Training: 8–9 November 2016
Tutorials & Conference: 9–11 November 2016
Amsterdam, NL

Beyond matching: Applying data science techniques to IOC-based detection

Alex Pinto (Niddel)
11:20–12:00 Thursday, 10 November, 2016
Security in context (security datasci)
Location: G104/105 Level: Intermediate
Average rating: ****.
(4.29, 7 ratings)

Prerequisite knowledge

  • Familiarity with the significance and “normal usage” of threat intelligence indicators
  • A basic knowledge of the concepts of network security monitoring
  • No background on statistics necessary

What you'll learn

  • Understand the limitations of IOC matching, based on the lack of exhaustion of the data and the amount of false positives usually involved given the lack of timeliness of the data
  • Learn procedures and techniques on how to extract higher-level information from IOCs by their enrichment relationships, including passive DNS, WHOIS, geolocation, and BGP prefixes, and how that can bring greater insights on the data organizations already have available for detection, no tool purchase necessary
  • Discover how to measure the efficiency and coverage of IOC feeds against organization log data and go beyond the “number of IOCs” metrics on choosing a threat intelligence provider
  • Be able to replicate the results with open source code and apply the concepts described on this talk to small datasets of log data and IOCs (such as the ones gathered by the Combine and TIQ-test tools from the MLSec project)

Description

There is no doubt that indicators of compromise (IOCs) are here to stay.
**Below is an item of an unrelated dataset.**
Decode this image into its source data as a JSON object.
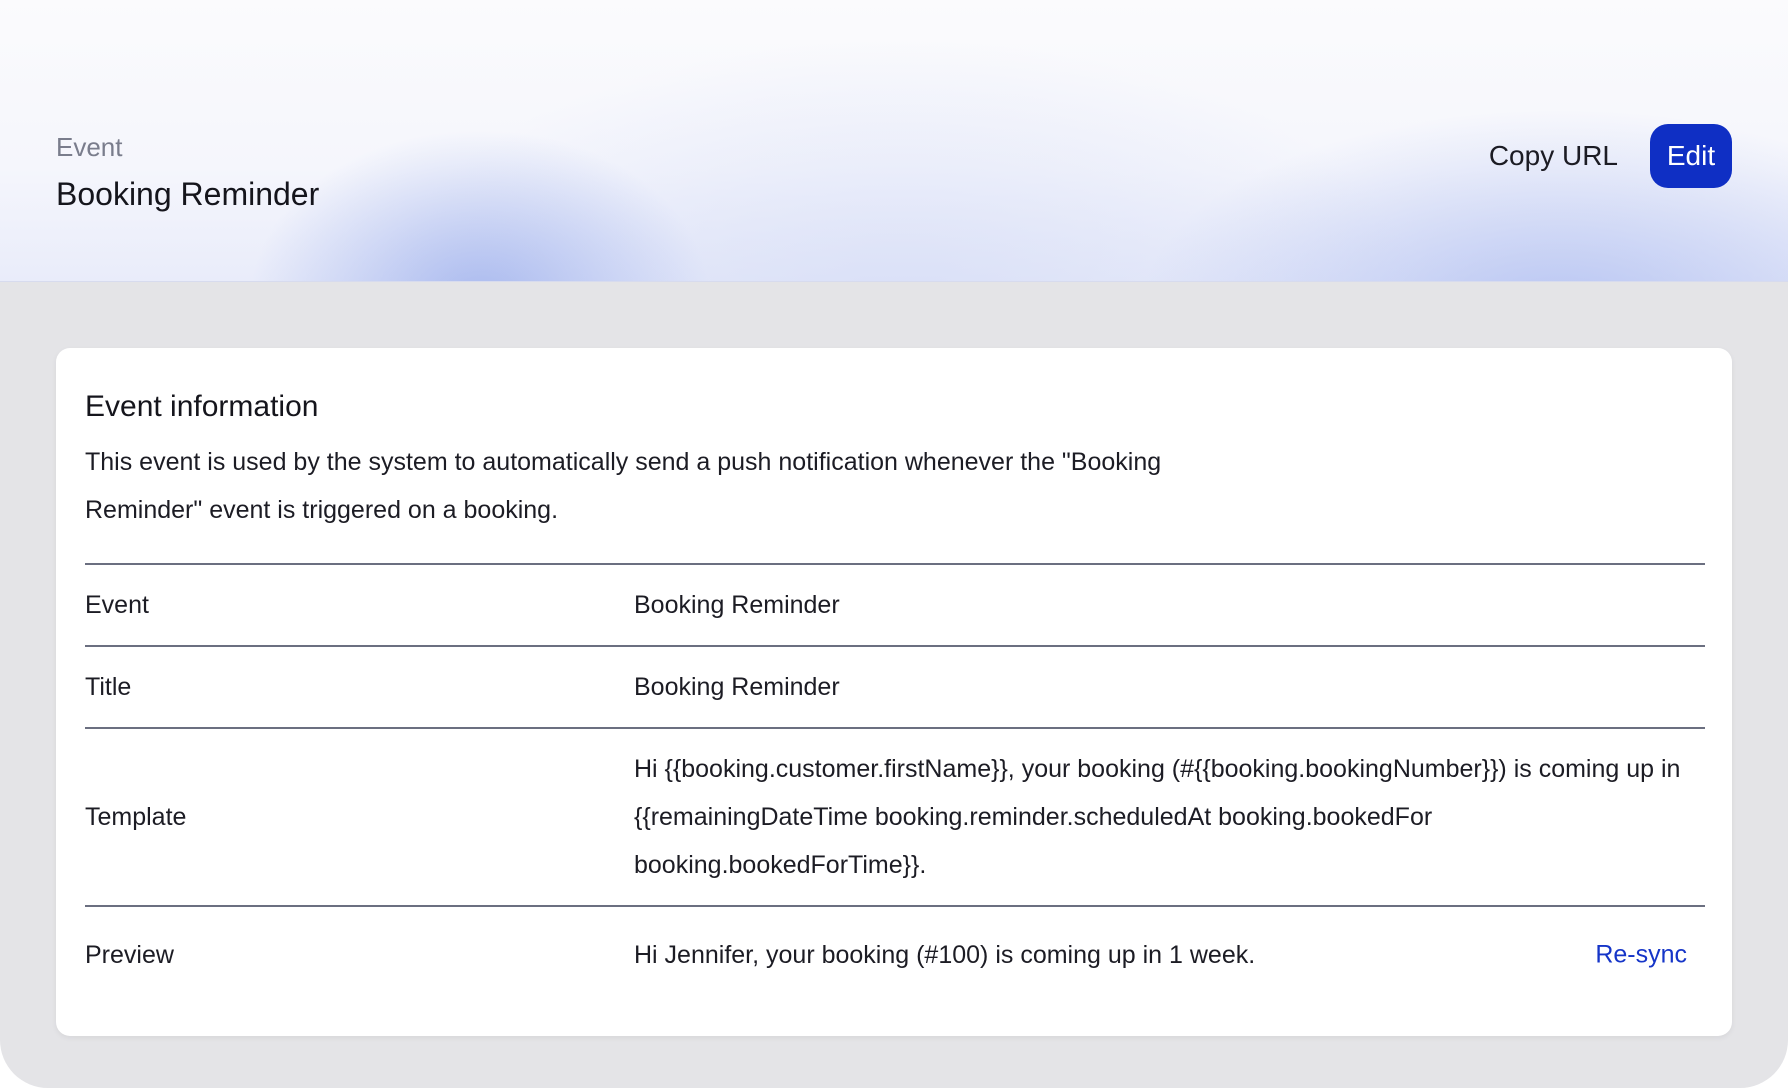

However, at the moment, even the most mature incident response (IR) teams are mainly focused on matching known indicators to their captured traffic or logs. The real eureka moments of using threat intelligence mostly come from the intuition of analysts. You know, the ones that are almost impossible to hire.

Alex Pinto demonstrates how to apply descriptive statistics, graph theory, and nonlinear scoring techniques on the relationships of known network IOCs to log data and how to use those techniques to empower IR teams to encode analyst intuition into repeatable data techniques that can be used to simplify the triage stage and get actionable information with minimal human interaction. Alex also showcases open source tools that can be easily expandable to paid or private sources an organization might have access to.

With these results, you can make IR teams more productive as soon as the initial triage stages by providing them data products that provide a sixth sense on which events are worth an analyst’s time. They also make painfully evident which IOC feeds are helpful to their detection process and which ones are not.

Photo of Alex Pinto

Alex Pinto

Niddel

Alex Pinto is the chief data scientist of Niddel and the lead for the MLSec Project. Alex is currently dedicating his waking hours to the development of machine learning algorithms and data science techniques to automate threat hunting (I know) and making threat intelligence “actionable” (I know, I know). If you care about certifications at all, Alex is currently a CISSP-ISSAP, CISA, CISM, and PMP. He was also a PCI-QSA for almost seven years but is a mostly ok person in spite of that.